Why we’re giving $50M to charter schools to help kids after COVID

School closures and inadequate remote instruction over the last two years have created a crisis in public education.

The data are clear. Across the United States, students have fallen behind by an average of four months in math and five months in English. The results have been even worse for those children most in need, especially in schools serving mainly low-income populations, where students have fallen behind by an average of seven months.

Make no mistake: This is a real crisis requiring immediate intervention. Unless urgent steps are taken, many children will never catch back up.

That’s why it’s so encouraging to see that Mayor Eric Adams and Schools Chancellor David Banks have wisely expanded Summer Rising, which offers academics in the morning and enrichment activities in the afternoon. The program will serve 110,000 students in grades K-8, up more than 10% from last year.

Given the extent of the crisis, the private sector and philanthropic groups must step up, too. So to build on the city’s efforts and increase access to summer classes, Bloomberg Philanthropies, Kenneth C. Griffin, Stan Druckenmiller, the Carson Family Charitable Trust, Robin Hood, Gray Foundation and Walentas Foundation are committing $50 million to help charter schools create or expand summer school programs this year. Through the initiative, called Summer Boost NYC, all the city’s elementary and middle charter schools can apply for funding to create and run high-quality programs.

We’ll focus on helping K-8 students most in need of additional assistance. Schools will have flexibility in how they use the funding, which will help them target resources to where they’re needed most, but each will attentively offer a high-quality curriculum to improve reading levels and math fluency.

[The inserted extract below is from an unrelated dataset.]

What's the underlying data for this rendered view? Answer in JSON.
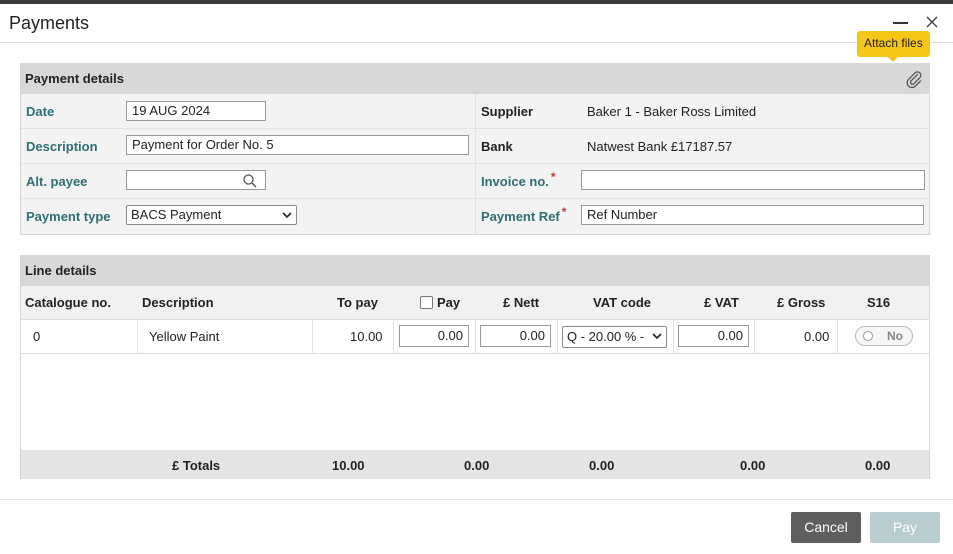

The vast majority of charter-school students come from low-income households in black and Latino communities, and they deserve high-quality summer-school programs. Charter-school leaders are eager to offer them, but they need support to make it happen — for curriculum, salaries for teachers and staff, transportation and enrichment activities that involve social and emotional development. The funding we’re providing will help them pay for all those things.

More young New Yorkers deserve access to opportunities.
Christopher Sadowski

Charter schools receive less in per-pupil state education funding than district schools, but the flexibility they have to empower teachers and principals — and hold them accountable for success — has produced extraordinary results. In New York City, charters outperform district schools by 10 points in English and more than 15 points in math. And many have reduced or eliminated the achievement gap with the state’s wealthiest suburbs.

More young New Yorkers deserve access to those opportunities, and our leaders in Albany should help provide them by lifting the state cap on charter schools.

Nevertheless, charter-school students — like all students — have suffered learning loss over the past two years. And like all students, they should have the opportunity to attend a summer school program that will help them catch up and get back on track. For many students, it could make a lifetime of difference.

Michael Bloomberg, founder of Bloomberg LP and Bloomberg Philanthropies, served as mayor of New York from 2002 to 2013.